Search code examples
reinforcement-learning

Learning agent in custom gymnasium enviroment with stable_baseline3 make change this envirment


I customize a gymnasium enviroment and train it with stable_baseline3. But leaning process change my enviroment.

>>>print(env.step(2))
(510, -0.1, False, False, {})
>>>model.learn(total_timesteps=10000)
>>>print(env.step(2))
(104, -0.1, False, False, {'TimeLimit.truncated': False})

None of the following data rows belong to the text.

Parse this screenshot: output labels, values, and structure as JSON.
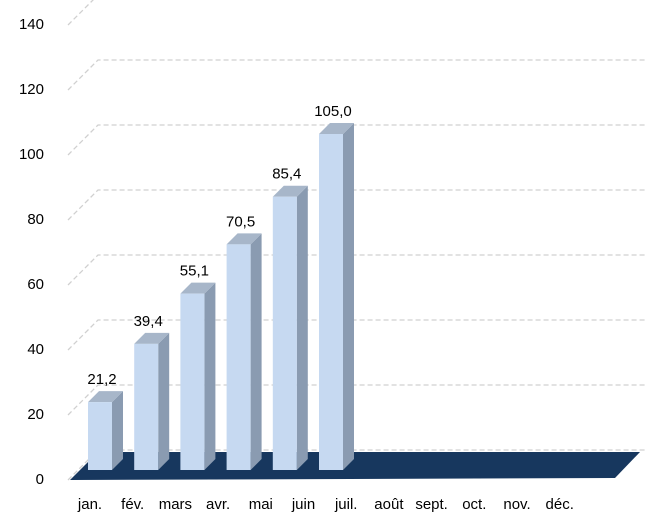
{
  "chart_data": {
    "type": "bar3d",
    "categories": [
      "jan.",
      "fév.",
      "mars",
      "avr.",
      "mai",
      "juin",
      "juil.",
      "août",
      "sept.",
      "oct.",
      "nov.",
      "déc."
    ],
    "values": [
      21.2,
      39.4,
      55.1,
      70.5,
      85.4,
      105.0,
      null,
      null,
      null,
      null,
      null,
      null
    ],
    "value_labels": [
      "21,2",
      "39,4",
      "55,1",
      "70,5",
      "85,4",
      "105,0",
      null,
      null,
      null,
      null,
      null,
      null
    ],
    "color": "#c6d9f1",
    "floor_color": "#17375e",
    "ylim": [
      0,
      140
    ],
    "yticks": [
      0,
      20,
      40,
      60,
      80,
      100,
      120,
      140
    ],
    "grid": true
  }
}
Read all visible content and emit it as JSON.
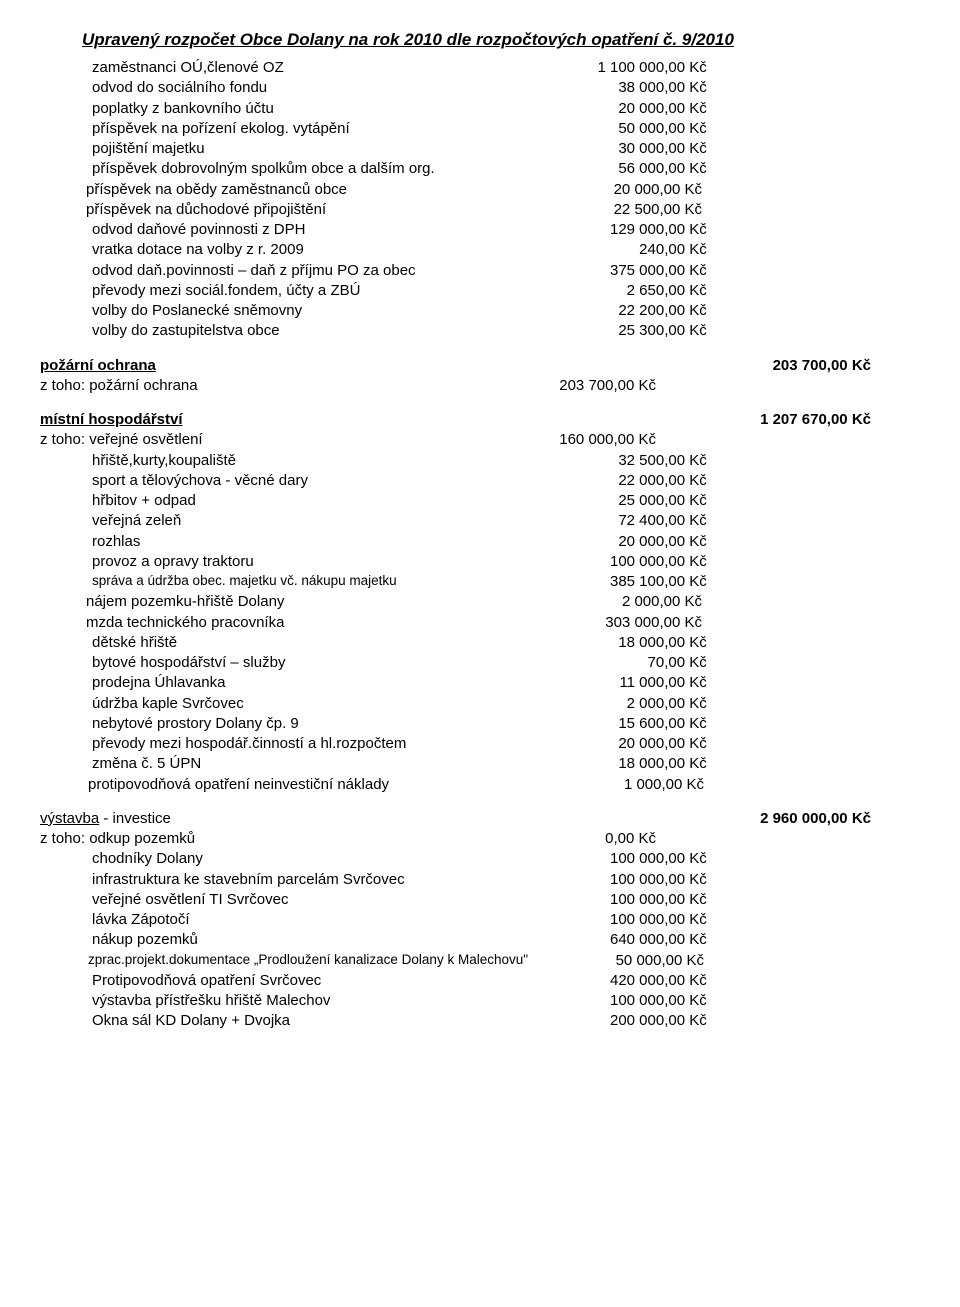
{
  "title": "Upravený rozpočet Obce Dolany na rok 2010 dle rozpočtových opatření č. 9/2010",
  "block1": [
    {
      "l": "zaměstnanci OÚ,členové OZ",
      "v": "1 100 000,00 Kč"
    },
    {
      "l": "odvod do sociálního fondu",
      "v": "38 000,00 Kč"
    },
    {
      "l": "poplatky z bankovního účtu",
      "v": "20 000,00 Kč"
    },
    {
      "l": "příspěvek na pořízení ekolog. vytápění",
      "v": "50 000,00 Kč"
    },
    {
      "l": "pojištění majetku",
      "v": "30 000,00 Kč"
    },
    {
      "l": "příspěvek dobrovolným spolkům obce  a dalším org.",
      "v": "56 000,00 Kč"
    },
    {
      "l": "příspěvek na obědy zaměstnanců obce",
      "v": "20 000,00 Kč",
      "cls": "indent1b"
    },
    {
      "l": "příspěvek na důchodové připojištění",
      "v": "22 500,00 Kč",
      "cls": "indent1b"
    },
    {
      "l": "odvod daňové povinnosti z DPH",
      "v": "129 000,00 Kč"
    },
    {
      "l": "vratka dotace na volby z r. 2009",
      "v": "240,00 Kč"
    },
    {
      "l": "odvod daň.povinnosti – daň z příjmu PO za obec",
      "v": "375 000,00 Kč"
    },
    {
      "l": "převody mezi sociál.fondem, účty a ZBÚ",
      "v": "2 650,00 Kč"
    },
    {
      "l": "volby do Poslanecké sněmovny",
      "v": "22 200,00 Kč"
    },
    {
      "l": "volby do zastupitelstva obce",
      "v": "25 300,00 Kč"
    }
  ],
  "pozarni": {
    "head": "požární ochrana",
    "total": "203 700,00 Kč",
    "rows": [
      {
        "l": "z toho:  požární ochrana",
        "v": "203 700,00 Kč",
        "cls": "ztoho"
      }
    ]
  },
  "mistni": {
    "head": "místní hospodářství",
    "total": "1 207 670,00 Kč",
    "rows": [
      {
        "l": "z toho:   veřejné osvětlení",
        "v": "160 000,00 Kč",
        "cls": "ztoho"
      },
      {
        "l": "hřiště,kurty,koupaliště",
        "v": "32 500,00 Kč"
      },
      {
        "l": "sport a tělovýchova - věcné dary",
        "v": "22 000,00 Kč"
      },
      {
        "l": "hřbitov + odpad",
        "v": "25 000,00 Kč"
      },
      {
        "l": "veřejná zeleň",
        "v": "72 400,00 Kč"
      },
      {
        "l": "rozhlas",
        "v": "20 000,00 Kč"
      },
      {
        "l": "provoz a opravy traktoru",
        "v": "100 000,00 Kč"
      },
      {
        "l": "správa a údržba obec. majetku vč. nákupu majetku",
        "v": "385 100,00 Kč",
        "small": true
      },
      {
        "l": "nájem pozemku-hřiště Dolany",
        "v": "2 000,00 Kč",
        "cls": "indent1b"
      },
      {
        "l": "mzda technického pracovníka",
        "v": "303 000,00 Kč",
        "cls": "indent1b"
      },
      {
        "l": "dětské hřiště",
        "v": "18 000,00 Kč"
      },
      {
        "l": "bytové hospodářství – služby",
        "v": "70,00 Kč"
      },
      {
        "l": "prodejna Úhlavanka",
        "v": "11 000,00 Kč"
      },
      {
        "l": "údržba kaple Svrčovec",
        "v": "2 000,00 Kč"
      },
      {
        "l": "nebytové prostory Dolany čp. 9",
        "v": "15 600,00 Kč"
      },
      {
        "l": "převody mezi hospodář.činností a hl.rozpočtem",
        "v": "20 000,00 Kč"
      },
      {
        "l": "změna č. 5 ÚPN",
        "v": "18 000,00 Kč"
      },
      {
        "l": "protipovodňová opatření neinvestiční náklady",
        "v": "1 000,00 Kč",
        "cls": "indent2"
      }
    ]
  },
  "vystavba": {
    "head": "výstavba",
    "tail": " - investice",
    "total": "2 960 000,00 Kč",
    "rows": [
      {
        "l": "z toho:  odkup pozemků",
        "v": "0,00 Kč",
        "cls": "ztoho"
      },
      {
        "l": "chodníky Dolany",
        "v": "100 000,00 Kč"
      },
      {
        "l": "infrastruktura ke stavebním parcelám Svrčovec",
        "v": "100 000,00 Kč"
      },
      {
        "l": "veřejné osvětlení TI Svrčovec",
        "v": "100 000,00 Kč"
      },
      {
        "l": "lávka Zápotočí",
        "v": "100 000,00 Kč"
      },
      {
        "l": "nákup pozemků",
        "v": "640 000,00 Kč"
      },
      {
        "l": "zprac.projekt.dokumentace „Prodloužení kanalizace Dolany k Malechovu\"",
        "v": "50 000,00 Kč",
        "small": true,
        "cls": "indent2"
      },
      {
        "l": "Protipovodňová opatření Svrčovec",
        "v": "420 000,00 Kč"
      },
      {
        "l": "výstavba přístřešku hřiště Malechov",
        "v": "100 000,00 Kč"
      },
      {
        "l": "Okna sál KD Dolany + Dvojka",
        "v": "200 000,00 Kč"
      }
    ]
  }
}
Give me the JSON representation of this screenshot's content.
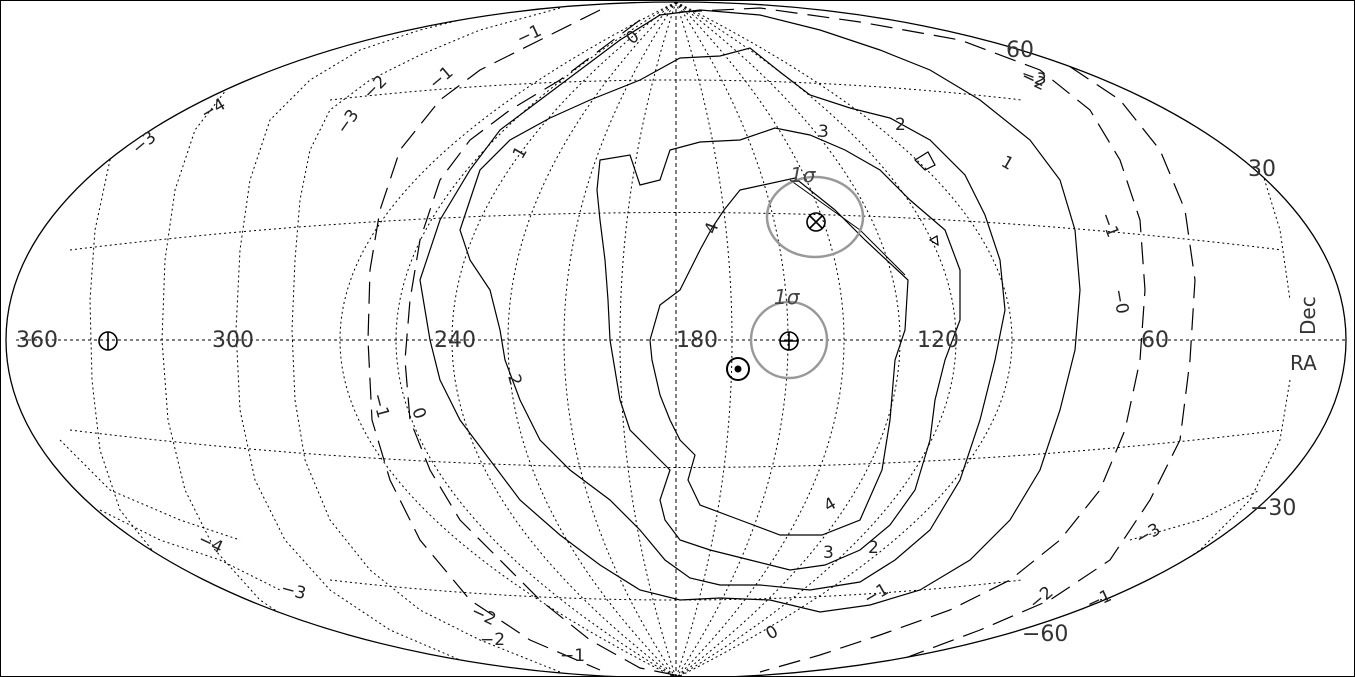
{
  "ra_labels": [
    "360",
    "300",
    "240",
    "180",
    "120",
    "60"
  ],
  "dec_labels": [
    "60",
    "30",
    "−30",
    "−60"
  ],
  "axis_labels": {
    "ra": "RA",
    "dec": "Dec"
  },
  "sigma_labels": [
    "1σ",
    "1σ"
  ],
  "contour_labels": {
    "solid": [
      "4",
      "4",
      "3",
      "3",
      "2",
      "2",
      "2",
      "1",
      "1"
    ],
    "dashed": [
      "0",
      "−1",
      "0",
      "−1",
      "−0",
      "−1",
      "0",
      "−1",
      "−2"
    ],
    "dotted": [
      "−1",
      "−2",
      "−3",
      "−4",
      "−3",
      "−4",
      "−3",
      "−2",
      "−2",
      "−3",
      "−2",
      "−1",
      "−1",
      "−2"
    ]
  },
  "markers": [
    {
      "name": "sun-apex-symbol",
      "symbol": "⊙"
    },
    {
      "name": "earth-symbol",
      "symbol": "⊕"
    },
    {
      "name": "crossed-circle-symbol",
      "symbol": "⊗"
    },
    {
      "name": "antipode-symbol",
      "symbol": "⊖"
    }
  ],
  "colors": {
    "line": "#000000",
    "grid": "#000000",
    "ellipse": "#999999"
  }
}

For the same action = 2, enviroment after learning give me another observation. Do anyone know why? Thanks!


Solution

  • This depends on a number of factors, so I cannot say what it is. However, from your current setup, if you want to produce the same result from a step, you might want to reset your environment (and possibly with the same seed):

    # Initialize your environment
    env = gym.make(...) 
    
    # Reset your environment
    state, info = env.reset(seed = 42)
    env.step(2)
    >> (510, -0.1, False, False, {})
    
    # Learn
    model.learn(total_timesteps=10000)
    
    # Reset your environment again
    state, info = env.reset(seed = 42)
    env.step(2)
    >> (510, -0.1, False, False, {})
    

    In reinforcement learning terms, if there is an initial state distribution, i.e. there is more than one state that can be the starting state, you must use a seed if you want to reproduce the exact same results after the first step. If not, you do not have to use a seed necessarily.